Franklin Delano Roosevelt once led the Nation through the Great Depression, reassuring his citizens with a series of fireside chats via radio. Richard Nixon holds the record for most Oval Office addresses on television. Donald Trump addresses his constituents with 140 characters through Twitter.

It seems that whenever he sends a tweet, news organizations flock to what he has to say. This phenomenon is due to the amount of weight a tweet of his possesses. In his first year as Tweeter-in-Chief, he has had so many precedents. He tweeted his proposal to end the Deferred Action for Childhood Arrivals (DACA) program, announced a travel ban on Middle Eastern countries, and informed the country of his two-week “working” vacation on a Bedminster, NJ golf course.

He has also remarked on Confederate statues being toppled, asking if Washington or Jefferson would be next. Former Sheriff Joe Arpaio was scurrilously pardoned via Twitter. One day after the Las Vegas shooting, the biggest mass shooting in American history, Trump tweeted the “FAKE NEWS” fabricated this event. When a typo happened, the infamous “Covfefe” incident, it was played off as a secret code word. But, even a typo gained national news coverage.

What alarms me the most is his candor when tweeting. He is unafraid to call people out by name and insult them, mainly, North Korea’s Kim Jung Un. He has called the North Korean leader “short and fat”, and appeasing Un with the nickname “Rocket Man”. On Jan. 2, Trump tweeted a threat to Kim Jung Un: “…Please inform him that I too have a Nuclear Button, but it is a much bigger & more powerful one than his, and my Button works!”

There’s no need for debate on that tweet. He is threatening nuclear war with a single message. Talk about peaceful, diplomatic negotiations.

Being the history geek that I am, I can’t help but compare this with the Cuban Missile Crisis in 1962.

For 13 days, the United States was in a state of terror because of Soviet missiles in Communist Cuba. Why the terror? Because of a nuclear war threat.

But, now, a message directly from the President’s fingertips is challenging Kim Jung Un. That has to be a first. Trump is saying, “Hit me with your best shot, chump. I’ve got bigger toys to play with.” You don’t need a degree in literature to interpret that message.

His tweets are often inaccurate. Facts are ignored. Grudges are maintained. For his first State of the Union on Jan. 30, he tweeted that he had the largest viewing audience in history and the highest ratings. Both claims were false.

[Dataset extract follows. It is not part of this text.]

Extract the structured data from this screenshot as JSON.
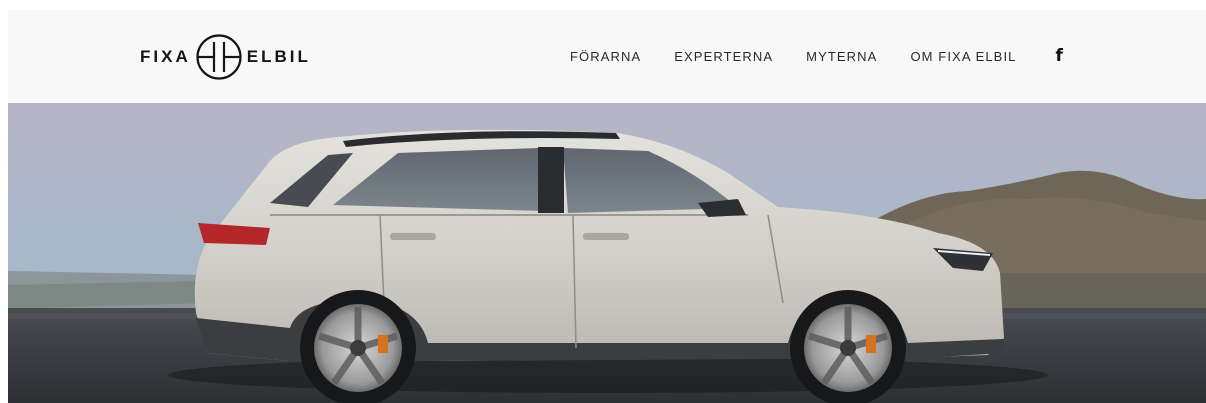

Other examples include the scale of voting fraud in the 2016 election, his denial for the Birther conspiracy, and his denial of the ‘s******* nations’ comments. For someone who is adamant on exposing the “fake news”, he is quite hypocritical.

When I was in high school, there would be the occasional Twitter argume nt over sports teams or emotional situations. This is no way to communicate. Insulting people with frank remarks doesn’t work either. But, this is now reality. A brash President runs the show with his thumbs.

I remember in my high school history classes, we read speeches like Lincoln’s Emancipation Proclamation, Kennedy’s Rice Moon Speech, Nixon’s Resignation, Fifty years from now, students will be reading Trump’s tweets in a textbook. That’s concerning. A man this unpredictable, unfiltered, and arrogant needs to be kept in check.